Chief Justice John Roberts, seen here in 2013, is not happy about the court legalizing same-sex marriage. (Win McNamee/Getty Images)

Today's Supreme Court decision legalizing same-sex marriage in all 50 states completely undermines America's democratic process.

That's the bold statement Chief Justice John Roberts made in his principal dissent. In one day, Roberts said, the court has basically transformed the societal institution that has held together humanity for millennia.

"Who do we think we are?" he said.

Here's more  from Roberts's dissent -- something he read for the first time out loud from the bench to signal his strong disagreement with the court's 5-to-4 decision:

Roberts's unequivocal disagreement is somewhat startling, especially as the conservative-leaning justice seemed to be searching for a middle ground just a few months ago during oral arguments on the case, reported The Washington Post's Robert Barnes.

The chief justice has a particular obligation "to try to achieve consensus," Roberts has said.

But Roberts didn't agree with the Supreme Court's 2013 decision to expand federal rights to legally married gay couples.
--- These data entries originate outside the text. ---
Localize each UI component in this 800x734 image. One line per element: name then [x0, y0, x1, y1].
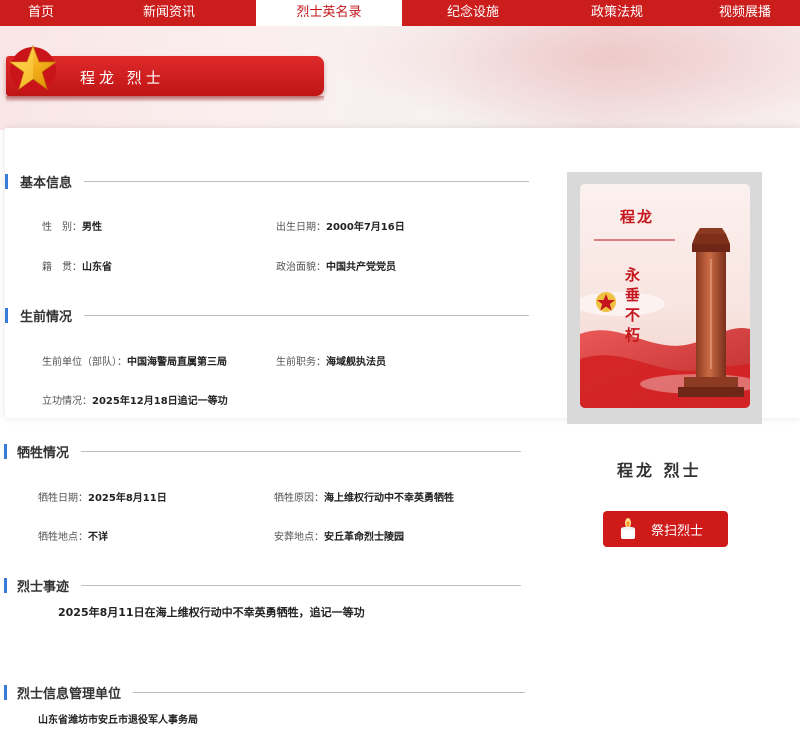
nav-home[interactable]: 首页 — [0, 0, 82, 26]
field-sacrifice-place: 牺牲地点：不详 — [38, 528, 108, 543]
field-gender: 性 别：男性 — [42, 218, 102, 233]
banner-background-wash — [330, 26, 800, 130]
field-value: 海上维权行动中不幸英勇牺牲 — [324, 493, 454, 504]
section-marker — [5, 174, 8, 189]
field-value: 不详 — [88, 532, 108, 543]
martyr-name: 程龙 烈士 — [617, 461, 702, 480]
tribute-button[interactable]: 祭扫烈士 — [603, 511, 728, 547]
photo-motto-1: 永 — [625, 266, 641, 284]
section-title: 生前情况 — [20, 310, 73, 325]
nav-martyrs-list[interactable]: 烈士英名录 — [256, 0, 402, 26]
field-birth-date: 出生日期：2000年7月16日 — [276, 218, 405, 233]
section-title: 烈士事迹 — [17, 580, 70, 595]
photo-name: 程龙 — [620, 208, 655, 226]
field-native-place: 籍 贯：山东省 — [42, 258, 112, 273]
nav-memorial-facilities[interactable]: 纪念设施 — [402, 0, 544, 26]
field-position: 生前职务：海域舰执法员 — [276, 353, 386, 368]
field-label: 政治面貌： — [276, 262, 326, 273]
field-political-status: 政治面貌：中国共产党党员 — [276, 258, 396, 273]
nav-news[interactable]: 新闻资讯 — [82, 0, 256, 26]
field-label: 生前单位（部队）： — [42, 357, 127, 368]
photo-motto-2: 垂 — [625, 286, 641, 304]
field-value: 海域舰执法员 — [326, 357, 386, 368]
tribute-button-label: 祭扫烈士 — [651, 523, 704, 539]
field-unit: 生前单位（部队）：中国海警局直属第三局 — [42, 353, 227, 368]
section-marker — [4, 685, 7, 700]
candle-icon — [621, 518, 635, 539]
section-life-before: 生前情况 — [5, 306, 530, 325]
field-value: 男性 — [82, 222, 102, 233]
field-merit: 立功情况：2025年12月18日追记一等功 — [42, 392, 228, 407]
field-label: 立功情况： — [42, 396, 92, 407]
field-sacrifice-cause: 牺牲原因：海上维权行动中不幸英勇牺牲 — [274, 489, 454, 504]
field-value: 中国海警局直属第三局 — [127, 357, 227, 368]
field-label: 牺牲地点： — [38, 532, 88, 543]
section-divider — [133, 692, 526, 693]
section-marker — [5, 308, 8, 323]
section-sacrifice: 牺牲情况 — [4, 442, 522, 461]
header-banner: 程龙 烈士 — [0, 26, 800, 130]
field-value: 安丘革命烈士陵园 — [324, 532, 404, 543]
section-marker — [4, 578, 7, 593]
section-management: 烈士信息管理单位 — [4, 683, 526, 702]
nav-policies[interactable]: 政策法规 — [544, 0, 690, 26]
martyr-photo: 程龙 永 垂 不 朽 — [580, 184, 750, 408]
section-divider — [84, 181, 530, 182]
field-label: 籍 贯： — [42, 262, 82, 273]
field-label: 生前职务： — [276, 357, 326, 368]
section-divider — [81, 451, 522, 452]
section-divider — [84, 315, 530, 316]
section-marker — [4, 444, 7, 459]
star-icon — [8, 44, 58, 93]
section-title: 烈士信息管理单位 — [17, 687, 122, 702]
management-unit: 山东省潍坊市安丘市退役军人事务局 — [38, 715, 198, 726]
deeds-text: 2025年8月11日在海上维权行动中不幸英勇牺牲，追记一等功 — [58, 606, 365, 619]
photo-motto-3: 不 — [625, 306, 641, 324]
field-sacrifice-date: 牺牲日期：2025年8月11日 — [38, 489, 167, 504]
page-title: 程龙 烈士 — [80, 69, 165, 87]
field-label: 安葬地点： — [274, 532, 324, 543]
field-value: 山东省 — [82, 262, 112, 273]
field-value: 2000年7月16日 — [326, 222, 405, 233]
field-label: 性 别： — [42, 222, 82, 233]
nav-videos[interactable]: 视频展播 — [690, 0, 800, 26]
photo-motto-4: 朽 — [625, 326, 641, 344]
section-basic-info: 基本信息 — [5, 172, 530, 191]
field-value: 2025年12月18日追记一等功 — [92, 396, 228, 407]
field-label: 牺牲原因： — [274, 493, 324, 504]
section-deeds: 烈士事迹 — [4, 576, 522, 595]
field-value: 2025年8月11日 — [88, 493, 167, 504]
memorial-illustration — [580, 228, 750, 408]
top-nav: 首页 新闻资讯 烈士英名录 纪念设施 政策法规 视频展播 — [0, 0, 800, 26]
field-label: 出生日期： — [276, 222, 326, 233]
field-value: 中国共产党党员 — [326, 262, 396, 273]
section-divider — [81, 585, 522, 586]
section-title: 基本信息 — [20, 176, 73, 191]
section-title: 牺牲情况 — [17, 446, 70, 461]
field-burial-place: 安葬地点：安丘革命烈士陵园 — [274, 528, 404, 543]
field-label: 牺牲日期： — [38, 493, 88, 504]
And he made clear Friday that no consensus is worth a decision he feels oversteps the court's constitutional bounds.

Near the end of his 29-page dissent, Roberts registered this strongly worded reprimand:

"If you are among the many Americans -- of whatever sexual orientation -- who favor expanding same-sex marriage, by all means celebrate today's decision. Celebrate the achievement of a desired goal. Celebrate the opportunity for a new expression of commitment to a partner. Celebrate the availability of new benefits. But do not celebrate the Constitution. It had nothing to do with it."